新聞記事

2010年12月05日号から

高性能住宅Q&A 741回 断熱材が間に合わない 現場の回し方見直し

Q・・・北海道は大丈夫だそうですが、本州では断熱材が現場に入らず、工程が大幅に狂うという問題が起きています。一時的な工法変更などの対策を検討しています。(関東・工務店)

仕掛かり工事を積み上げない
A・・・夏くらいから本州では断熱材が品薄になり、かなり混乱しています。そのときにこのような質問を受けました。
 大手ハウスメーカーはもちろん、建築現場は基幹建材の材質が変更になると少なからず影響を受けます。それをうまく乗り切るのも現場の力と言えるとは思いますが、難しいことも事実です。
 今回は1つの考え方をご提供できればと思います。それは工程管理のことです。
 たとえば壁のグラスウールが納期に間に合わないとします。グラスウールの施工ができないと着手できない工程は、壁下地です。
 では壁下地が終わらないとできない工程は、壁・天井の仕上げ工程でしょうか。
 そうすると、壁の断熱材がないことで、ほかの工事がどれだけ進んでも、けっきょく仕上げ工事の前に長い待ち時間が発生することになります。
 うんと単純化して話を進めましたが、これは工程の依存関係の中からいちばんのキモを見つける作業、いわゆるクリティカルパス、またはクリティカルチェーンと呼ばれる工程管理の考え方です。
 ここで大切なのは2つ。1つは、断熱材がないという「制約」の前の作業をどれだけ進めても、次には進めないという事実。もう1つは断熱材が来て工事が動き出したら、大工工事が間に合わないことでほかの工程に遅れが飛び火する可能性です。

【例】5つの現場に2人ずつ、合計10人の大工が現場に入っているとします。全10工程の工事の中で断熱材は第4工程で、2現場が第4工程の前で止まっています。次にやるべきことは?

 止まった大工をほかの3現場に投入し、工事のスピードをあげること。そして断熱材が届いたら、納期が迫っている現場にすべての大工を投入すること。
 壁下地工事という問題工程のまわりにたくさんのしかかり(仕掛)工事を積み上げても納期は短縮しません。「それぞれの現場がやれるとこまでやっておく」のではなく、来るべき大工不足に備えて、大工の配置変更でほかの現場を進めておく。これらの方法を検討する価値は、じゅうぶんにあると思います。

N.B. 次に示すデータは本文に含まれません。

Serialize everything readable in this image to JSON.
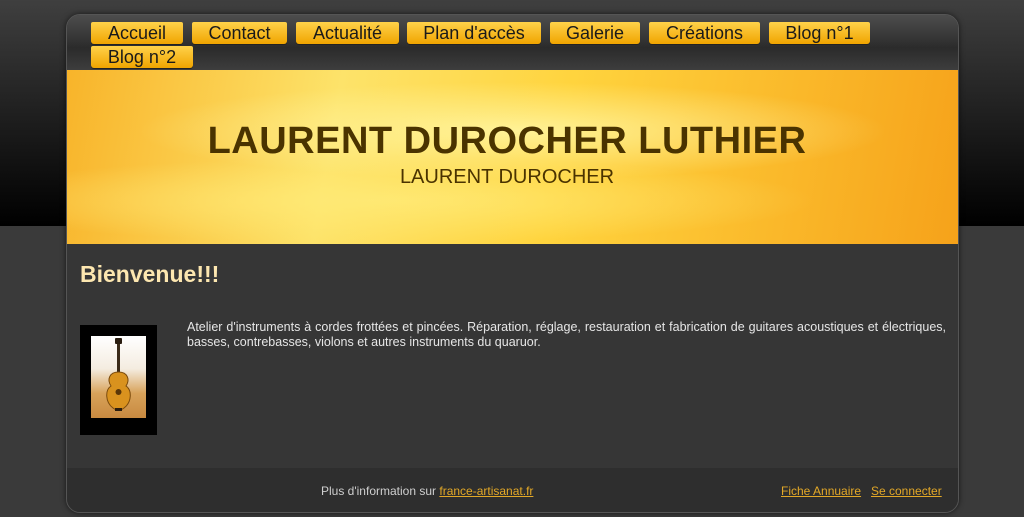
{
  "nav": {
    "items": [
      {
        "label": "Accueil"
      },
      {
        "label": "Contact"
      },
      {
        "label": "Actualité"
      },
      {
        "label": "Plan d'accès"
      },
      {
        "label": "Galerie"
      },
      {
        "label": "Créations"
      },
      {
        "label": "Blog n°1"
      },
      {
        "label": "Blog n°2"
      }
    ],
    "accent": "#f5b41c"
  },
  "header": {
    "title": "LAURENT DUROCHER LUTHIER",
    "subtitle": "LAURENT DUROCHER"
  },
  "content": {
    "title": "Bienvenue!!!",
    "intro": "Atelier d'instruments à cordes frottées et pincées. Réparation, réglage, restauration et fabrication de guitares acoustiques et électriques, basses, contrebasses, violons et autres instruments du quaruor."
  },
  "footer": {
    "info_prefix": "Plus d'information sur",
    "info_link": "france-artisanat.fr",
    "annuaire": "Fiche Annuaire",
    "connect": "Se connecter"
  }
}
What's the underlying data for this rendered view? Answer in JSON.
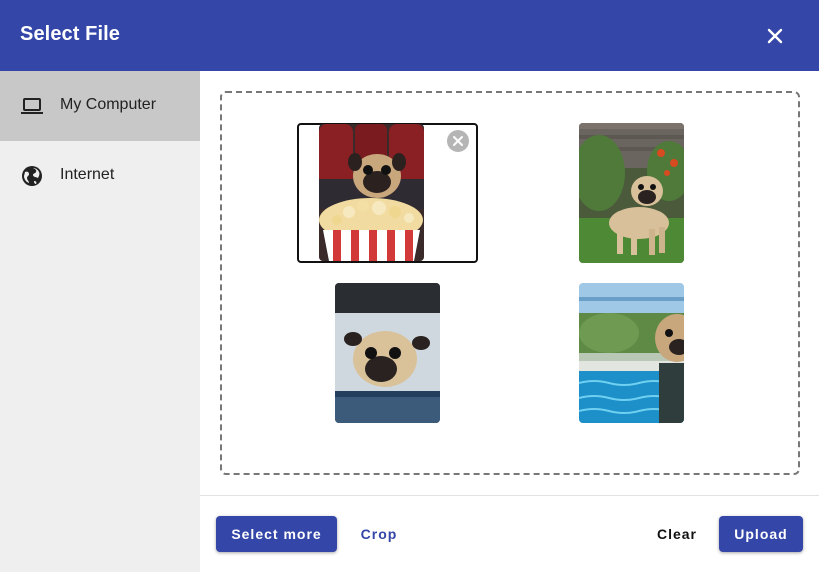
{
  "dialog": {
    "title": "Select File",
    "close_icon": "close-icon"
  },
  "sidebar": {
    "items": [
      {
        "label": "My Computer",
        "icon": "laptop-icon",
        "active": true
      },
      {
        "label": "Internet",
        "icon": "globe-icon",
        "active": false
      }
    ]
  },
  "gallery": {
    "images": [
      {
        "subject": "pug with popcorn bucket in cinema",
        "selected": true
      },
      {
        "subject": "pug standing on grass",
        "selected": false
      },
      {
        "subject": "pug peeking out of car window",
        "selected": false
      },
      {
        "subject": "pug by swimming pool",
        "selected": false
      }
    ]
  },
  "footer": {
    "select_more_label": "Select more",
    "crop_label": "Crop",
    "clear_label": "Clear",
    "upload_label": "Upload"
  },
  "colors": {
    "primary": "#3446a8",
    "sidebar_bg": "#efefef",
    "sidebar_active": "#c8c8c8"
  }
}
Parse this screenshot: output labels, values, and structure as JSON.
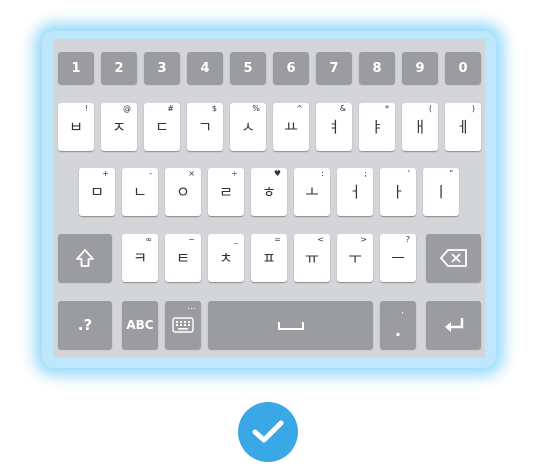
{
  "colors": {
    "glow": "#7ccdf5",
    "keyboard_bg": "#d4d5d8",
    "light_key": "#ffffff",
    "dark_key": "#9a9c9f",
    "check": "#3aa8e6"
  },
  "keyboard": {
    "number_row": [
      "1",
      "2",
      "3",
      "4",
      "5",
      "6",
      "7",
      "8",
      "9",
      "0"
    ],
    "row1": [
      {
        "main": "ㅂ",
        "sub": "!"
      },
      {
        "main": "ㅈ",
        "sub": "@"
      },
      {
        "main": "ㄷ",
        "sub": "#"
      },
      {
        "main": "ㄱ",
        "sub": "$"
      },
      {
        "main": "ㅅ",
        "sub": "%"
      },
      {
        "main": "ㅛ",
        "sub": "^"
      },
      {
        "main": "ㅕ",
        "sub": "&"
      },
      {
        "main": "ㅑ",
        "sub": "*"
      },
      {
        "main": "ㅐ",
        "sub": "("
      },
      {
        "main": "ㅔ",
        "sub": ")"
      }
    ],
    "row2": [
      {
        "main": "ㅁ",
        "sub": "+"
      },
      {
        "main": "ㄴ",
        "sub": "-"
      },
      {
        "main": "ㅇ",
        "sub": "×"
      },
      {
        "main": "ㄹ",
        "sub": "÷"
      },
      {
        "main": "ㅎ",
        "sub": "♥"
      },
      {
        "main": "ㅗ",
        "sub": ":"
      },
      {
        "main": "ㅓ",
        "sub": ";"
      },
      {
        "main": "ㅏ",
        "sub": "'"
      },
      {
        "main": "ㅣ",
        "sub": "\""
      }
    ],
    "row3": [
      {
        "main": "ㅋ",
        "sub": "∞"
      },
      {
        "main": "ㅌ",
        "sub": "~"
      },
      {
        "main": "ㅊ",
        "sub": "_"
      },
      {
        "main": "ㅍ",
        "sub": "="
      },
      {
        "main": "ㅠ",
        "sub": "<"
      },
      {
        "main": "ㅜ",
        "sub": ">"
      },
      {
        "main": "ㅡ",
        "sub": "?"
      }
    ],
    "bottom": {
      "sym_label": ".?",
      "abc_label": "ABC",
      "emoji_keyboard_dots": "...",
      "period_label": ".",
      "period_sub": ","
    },
    "icons": {
      "shift": "shift-icon",
      "backspace": "backspace-icon",
      "space": "space-icon",
      "enter": "enter-icon",
      "keyboard": "keyboard-icon",
      "status": "checkmark-icon"
    }
  }
}
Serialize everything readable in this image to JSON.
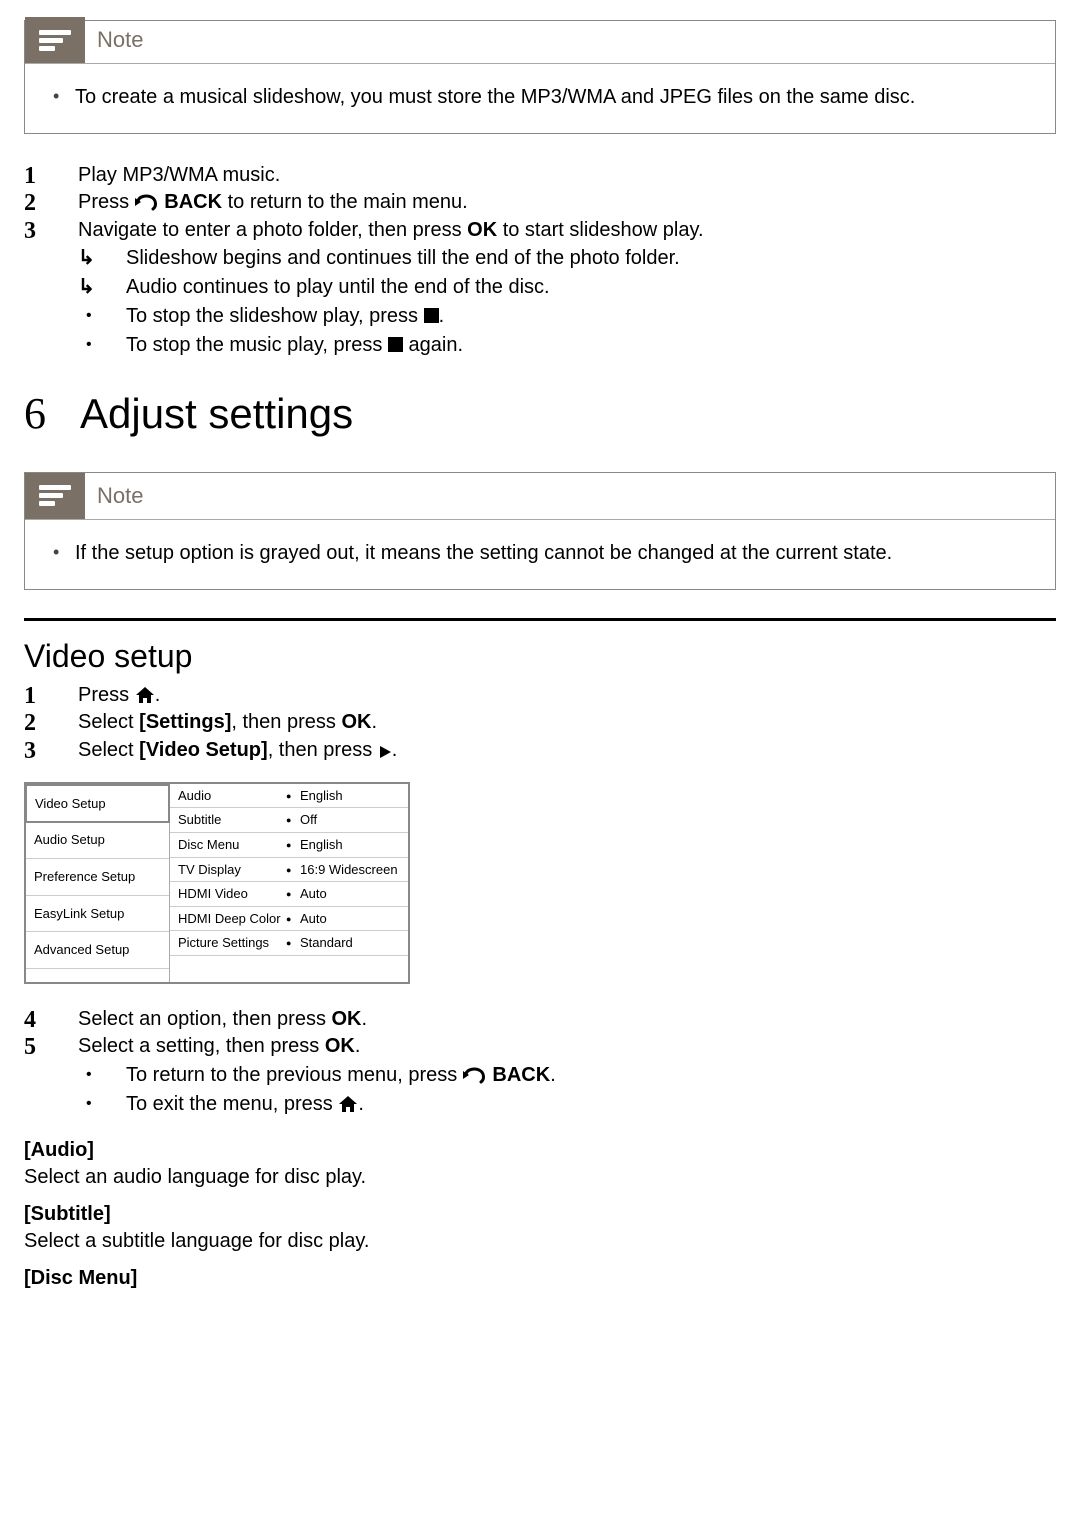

また工法変更を余儀なくされたときにも生きると思います。
 もちろん、大勢の大工を投入する現場では、作業効率は2人のときより落ちるかもしれません。しかし、それは小さなことです。部分最適に気をとられると、すべての工事の納期と品質管理という全体最適を見失いかねません。ポイントは、大工という労働力(資源)を現場単位でなく全体で優先順位を決めて活用するという点です。この場合、管理者の仕事は残り時間がどのくらいあるか、遅れがほかに飛び火して深刻化していないか、の観察と対処になります。詳しくは制約条件の理論(TOC)を検索してください。
*   *
 とはいえ、今回の納期待ちはたいへんで、納品を待てなかった例もあると聞いています。このQ&Aは1つの考え方として、読んでいただければ幸いです。